Le relaté con brevedad todo cuanto había ocurrido desde nuestra última entrevista: el nuevo método empleado por Holmes en la búsqueda, el hallazgo de la Aurora, la aparición de Athelney Jones, nuestra expedición nocturna y la furiosa persecución, Támesis abajo. Ella escuchaba mi relato de aquellas aventuras con los labios entreabiertos y los ojos brillantes. Cuando le hablé del dardo que tan cerca nos había pasado, se puso tan pálida que temí fuese a desmayarse. Me apresuré a servirle agua, y entonces me dijo:

—No es nada. Ya vuelvo a estar bien. Es que me afectó muchísimo el enterarme de que había expuesto a mis amigos a tan horrible peligro.

—Pero todo eso ya pasó —le contesté—. No fue nada. No quiero contarle más detalles lúgubres. Hablemos de algo más alegre. Ahí está el tesoro. ¿Puede haber nada más alegre? Conseguí permiso para traérselo, creyendo que le interesaría ser la primera en verlo.

—Me interesaría muchísimo —dijo ella.

Pero no había en su voz ninguna emoción. Más bien parecía que temiera parecer poco elegante al declararse indiferente hacia algo que tanto había costado obtener.

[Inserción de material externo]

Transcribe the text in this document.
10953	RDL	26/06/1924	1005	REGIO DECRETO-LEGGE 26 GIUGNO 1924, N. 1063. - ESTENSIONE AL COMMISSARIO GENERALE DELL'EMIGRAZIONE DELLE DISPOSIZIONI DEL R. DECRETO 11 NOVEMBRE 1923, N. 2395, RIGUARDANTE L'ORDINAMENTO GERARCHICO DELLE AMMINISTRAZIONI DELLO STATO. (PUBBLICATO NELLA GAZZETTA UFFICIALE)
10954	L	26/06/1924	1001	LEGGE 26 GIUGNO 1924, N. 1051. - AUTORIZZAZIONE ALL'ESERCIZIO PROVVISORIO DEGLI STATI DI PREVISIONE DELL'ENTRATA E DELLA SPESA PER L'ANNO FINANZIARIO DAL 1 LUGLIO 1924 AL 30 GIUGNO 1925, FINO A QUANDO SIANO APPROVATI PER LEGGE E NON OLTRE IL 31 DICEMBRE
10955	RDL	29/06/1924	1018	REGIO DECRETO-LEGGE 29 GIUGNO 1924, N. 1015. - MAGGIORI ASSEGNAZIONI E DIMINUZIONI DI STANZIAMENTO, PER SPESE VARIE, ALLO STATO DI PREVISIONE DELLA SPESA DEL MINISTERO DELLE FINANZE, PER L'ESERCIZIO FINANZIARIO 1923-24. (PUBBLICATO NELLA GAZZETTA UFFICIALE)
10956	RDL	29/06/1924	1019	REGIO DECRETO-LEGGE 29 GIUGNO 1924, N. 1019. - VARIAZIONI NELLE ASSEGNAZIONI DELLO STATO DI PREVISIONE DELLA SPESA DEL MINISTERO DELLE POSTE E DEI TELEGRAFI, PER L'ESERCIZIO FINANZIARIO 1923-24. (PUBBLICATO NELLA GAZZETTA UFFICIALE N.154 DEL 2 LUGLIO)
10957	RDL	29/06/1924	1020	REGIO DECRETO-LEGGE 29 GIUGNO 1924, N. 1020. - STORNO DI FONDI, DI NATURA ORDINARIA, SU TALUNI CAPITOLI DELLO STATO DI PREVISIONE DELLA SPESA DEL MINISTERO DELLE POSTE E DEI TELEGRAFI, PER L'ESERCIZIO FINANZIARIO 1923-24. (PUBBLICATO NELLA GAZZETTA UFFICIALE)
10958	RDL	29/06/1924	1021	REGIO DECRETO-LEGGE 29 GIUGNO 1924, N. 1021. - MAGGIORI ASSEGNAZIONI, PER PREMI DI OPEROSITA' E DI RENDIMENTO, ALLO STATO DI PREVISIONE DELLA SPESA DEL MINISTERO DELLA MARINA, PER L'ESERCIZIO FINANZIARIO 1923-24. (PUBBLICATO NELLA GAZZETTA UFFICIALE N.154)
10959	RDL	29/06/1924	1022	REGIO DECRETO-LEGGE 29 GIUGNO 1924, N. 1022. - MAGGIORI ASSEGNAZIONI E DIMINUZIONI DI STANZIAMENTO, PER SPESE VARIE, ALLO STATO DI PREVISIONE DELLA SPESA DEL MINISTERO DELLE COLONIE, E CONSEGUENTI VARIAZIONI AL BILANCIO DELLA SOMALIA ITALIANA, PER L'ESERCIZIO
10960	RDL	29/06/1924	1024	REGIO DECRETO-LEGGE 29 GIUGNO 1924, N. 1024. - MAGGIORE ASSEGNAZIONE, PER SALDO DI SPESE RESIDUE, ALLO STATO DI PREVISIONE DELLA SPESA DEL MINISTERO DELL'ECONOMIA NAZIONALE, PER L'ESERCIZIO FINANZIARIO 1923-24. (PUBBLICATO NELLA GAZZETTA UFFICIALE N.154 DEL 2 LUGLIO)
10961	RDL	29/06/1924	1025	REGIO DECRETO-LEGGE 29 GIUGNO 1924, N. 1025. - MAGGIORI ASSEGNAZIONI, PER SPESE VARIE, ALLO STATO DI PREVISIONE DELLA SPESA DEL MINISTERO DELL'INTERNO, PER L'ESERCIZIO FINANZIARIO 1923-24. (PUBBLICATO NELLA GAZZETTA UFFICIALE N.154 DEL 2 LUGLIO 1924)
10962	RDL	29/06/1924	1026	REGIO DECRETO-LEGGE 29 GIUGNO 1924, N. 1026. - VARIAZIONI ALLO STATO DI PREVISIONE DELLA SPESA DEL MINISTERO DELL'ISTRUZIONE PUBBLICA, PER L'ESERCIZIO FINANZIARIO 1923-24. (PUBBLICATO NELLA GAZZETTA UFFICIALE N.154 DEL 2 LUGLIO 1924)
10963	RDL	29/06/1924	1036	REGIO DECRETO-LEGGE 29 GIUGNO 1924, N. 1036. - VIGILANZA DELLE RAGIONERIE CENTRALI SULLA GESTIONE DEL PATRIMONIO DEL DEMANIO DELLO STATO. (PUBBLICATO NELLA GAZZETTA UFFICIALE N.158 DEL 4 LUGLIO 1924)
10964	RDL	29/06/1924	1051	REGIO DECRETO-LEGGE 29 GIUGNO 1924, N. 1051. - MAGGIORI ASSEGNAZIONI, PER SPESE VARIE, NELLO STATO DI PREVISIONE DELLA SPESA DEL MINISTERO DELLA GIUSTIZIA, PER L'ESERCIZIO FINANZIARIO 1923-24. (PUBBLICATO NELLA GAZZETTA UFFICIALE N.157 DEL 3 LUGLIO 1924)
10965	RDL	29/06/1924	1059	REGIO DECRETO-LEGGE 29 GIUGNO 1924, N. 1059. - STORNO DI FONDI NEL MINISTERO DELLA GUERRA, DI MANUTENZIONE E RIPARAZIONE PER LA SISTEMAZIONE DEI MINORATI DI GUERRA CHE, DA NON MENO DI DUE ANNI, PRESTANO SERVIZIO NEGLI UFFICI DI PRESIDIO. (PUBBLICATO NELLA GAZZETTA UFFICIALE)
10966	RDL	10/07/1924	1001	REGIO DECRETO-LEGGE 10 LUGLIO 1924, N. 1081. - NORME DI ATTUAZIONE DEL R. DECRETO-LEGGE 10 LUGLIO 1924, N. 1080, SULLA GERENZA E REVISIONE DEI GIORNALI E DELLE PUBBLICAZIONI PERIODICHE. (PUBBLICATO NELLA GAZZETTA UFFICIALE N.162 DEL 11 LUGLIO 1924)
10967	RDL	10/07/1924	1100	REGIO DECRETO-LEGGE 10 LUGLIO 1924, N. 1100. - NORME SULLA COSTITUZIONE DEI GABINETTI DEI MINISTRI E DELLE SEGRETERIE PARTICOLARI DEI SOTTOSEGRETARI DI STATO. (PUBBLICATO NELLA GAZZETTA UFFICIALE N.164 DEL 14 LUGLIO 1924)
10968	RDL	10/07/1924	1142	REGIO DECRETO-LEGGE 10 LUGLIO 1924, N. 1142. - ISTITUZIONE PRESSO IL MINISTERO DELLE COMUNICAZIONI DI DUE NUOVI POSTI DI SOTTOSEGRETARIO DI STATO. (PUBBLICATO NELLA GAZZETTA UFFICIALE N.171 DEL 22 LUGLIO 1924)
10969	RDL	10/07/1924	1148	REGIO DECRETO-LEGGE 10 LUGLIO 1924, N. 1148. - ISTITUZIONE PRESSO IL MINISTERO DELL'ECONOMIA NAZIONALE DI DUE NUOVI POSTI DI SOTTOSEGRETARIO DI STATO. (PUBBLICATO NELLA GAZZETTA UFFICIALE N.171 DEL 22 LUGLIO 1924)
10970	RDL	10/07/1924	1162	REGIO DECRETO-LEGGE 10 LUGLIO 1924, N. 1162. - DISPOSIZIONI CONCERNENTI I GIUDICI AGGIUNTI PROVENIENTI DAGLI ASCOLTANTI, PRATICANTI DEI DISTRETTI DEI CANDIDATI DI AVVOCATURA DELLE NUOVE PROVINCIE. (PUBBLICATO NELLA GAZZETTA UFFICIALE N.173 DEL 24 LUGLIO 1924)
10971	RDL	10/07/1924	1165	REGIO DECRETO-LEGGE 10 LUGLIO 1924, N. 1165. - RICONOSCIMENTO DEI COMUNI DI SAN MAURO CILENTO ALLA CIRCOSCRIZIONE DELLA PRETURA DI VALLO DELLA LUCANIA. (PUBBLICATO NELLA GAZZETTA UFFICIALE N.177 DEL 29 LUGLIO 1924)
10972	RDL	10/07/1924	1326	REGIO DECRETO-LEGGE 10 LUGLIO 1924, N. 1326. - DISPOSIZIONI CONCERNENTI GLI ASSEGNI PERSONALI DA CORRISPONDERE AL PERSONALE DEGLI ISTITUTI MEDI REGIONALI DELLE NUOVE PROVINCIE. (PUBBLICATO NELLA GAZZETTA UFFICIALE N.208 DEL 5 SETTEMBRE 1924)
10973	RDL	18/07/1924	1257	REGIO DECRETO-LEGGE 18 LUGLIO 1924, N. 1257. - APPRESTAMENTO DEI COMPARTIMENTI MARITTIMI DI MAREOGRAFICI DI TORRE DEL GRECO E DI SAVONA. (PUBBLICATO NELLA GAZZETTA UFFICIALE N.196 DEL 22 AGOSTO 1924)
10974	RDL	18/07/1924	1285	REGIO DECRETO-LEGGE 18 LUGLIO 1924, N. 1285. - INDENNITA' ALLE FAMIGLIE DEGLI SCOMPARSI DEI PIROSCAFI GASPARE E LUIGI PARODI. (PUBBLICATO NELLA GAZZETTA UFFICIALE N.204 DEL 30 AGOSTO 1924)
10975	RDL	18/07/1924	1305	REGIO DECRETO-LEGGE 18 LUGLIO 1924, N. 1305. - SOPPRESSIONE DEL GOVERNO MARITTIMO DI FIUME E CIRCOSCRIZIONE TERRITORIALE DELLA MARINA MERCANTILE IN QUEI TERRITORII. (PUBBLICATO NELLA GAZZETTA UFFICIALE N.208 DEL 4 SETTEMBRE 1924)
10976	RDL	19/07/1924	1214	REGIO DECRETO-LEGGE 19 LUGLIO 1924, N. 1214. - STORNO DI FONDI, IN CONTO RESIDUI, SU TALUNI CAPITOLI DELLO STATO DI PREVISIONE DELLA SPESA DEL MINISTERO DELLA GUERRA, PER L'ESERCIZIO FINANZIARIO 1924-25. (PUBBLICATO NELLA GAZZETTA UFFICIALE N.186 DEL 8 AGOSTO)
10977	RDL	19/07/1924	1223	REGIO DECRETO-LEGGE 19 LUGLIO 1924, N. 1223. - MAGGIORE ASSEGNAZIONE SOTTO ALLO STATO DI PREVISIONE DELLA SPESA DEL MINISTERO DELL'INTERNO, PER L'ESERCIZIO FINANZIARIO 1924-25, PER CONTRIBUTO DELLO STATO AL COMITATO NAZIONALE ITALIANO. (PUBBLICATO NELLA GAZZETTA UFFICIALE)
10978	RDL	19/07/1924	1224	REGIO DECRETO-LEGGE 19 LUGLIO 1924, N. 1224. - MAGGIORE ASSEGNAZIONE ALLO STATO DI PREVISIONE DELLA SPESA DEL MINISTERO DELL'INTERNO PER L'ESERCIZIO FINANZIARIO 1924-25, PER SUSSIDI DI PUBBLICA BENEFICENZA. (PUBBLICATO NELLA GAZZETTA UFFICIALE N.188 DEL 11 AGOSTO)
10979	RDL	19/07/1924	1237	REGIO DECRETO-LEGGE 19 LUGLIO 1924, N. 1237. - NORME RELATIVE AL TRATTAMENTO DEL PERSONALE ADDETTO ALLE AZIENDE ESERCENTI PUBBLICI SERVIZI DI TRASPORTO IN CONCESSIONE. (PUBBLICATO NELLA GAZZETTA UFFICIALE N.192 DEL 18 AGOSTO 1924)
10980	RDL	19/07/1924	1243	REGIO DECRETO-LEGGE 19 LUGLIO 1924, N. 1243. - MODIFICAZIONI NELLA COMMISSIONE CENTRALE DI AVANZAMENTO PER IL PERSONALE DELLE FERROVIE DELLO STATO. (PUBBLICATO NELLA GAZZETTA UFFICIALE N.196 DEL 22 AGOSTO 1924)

—¡Qué cofre más bello! —dijo, inclinándose para examinarlo—. Es trabajo indio, ¿verdad?

—Sí; trabajo en metal de Benarés.

—¡Y cuánto pesa! —exclamó intentando levantarlo—. El cofre, de por sí, debe ya de valer bastante. ¿Dónde está la llave?

—Small la tiró al Támesis —le contesté—. Tendré que recurrir a un atizador de la señora Forrester.

El cofre tenía en el frente un pasador grueso y ancho, forjado, que representaba la imagen de un Buda sedente. Metí debajo el extremo del atizador e hice con el mismo palanca hacia afuera. El pasador saltó con un fuerte chasquido, quedando el cofre abierto. Levanté con dedos temblorosos la tapa. Ella y yo nos quedamos atónitos. ¡El cofre estaba vacío! No era extraño que pesase tanto. La obra de hierro tenía en toda su extensión dos tercios de pulgada de espesor. Era maciza, bien fabricada; sólida, como recipiente destinado a transportar objetos de gran valor: pero en su interior no había sombra de joyas o metales preciosos. Estaba absoluta y totalmente vacío.

—¡El tesoro se ha perdido! —dijo la señorita Morstan con tranquilidad.

Al oír esas palabras y darme cuenta de su alcance, pareció que desaparecía de mi alma una densa sombra. No supe todo lo que me había abrumado aquel tesoro de Agra hasta ahora que la pesadilla quedaba apartada de una manera definitiva. Esto era, sin duda, egoísta, desleal e injusto; pero yo no advertí sino que la barrera de oro desaparecía de entre nosotros.

—¡Gracias sean dadas a Dios! —exclamé desde el fondo de mi corazón.

Ella me miró con sonrisa rápida e interrogadora.

—¿Por qué lo dice usted? —me preguntó.

—Porque está usted de nuevo a mi alcance —dije, cogiendo su mano. Ella no la retiró—. Porque la amo, Mary, tan lealmente como jamás un hombre amó a una mujer. Porque ese tesoro, esas riquezas sellaban mis labios. Ahora que han desaparecido puedo decirle cuanto la amo. Por esa razón exclamé: ¡Gracias sean dadas a Dios!

—Entonces, yo también digo: ¡Gracias sean dadas a Dios! —murmuró ella al atraerla hacia mí.

Si alguien había perdido aquella noche un tesoro, yo, por lo menos, había ganado uno.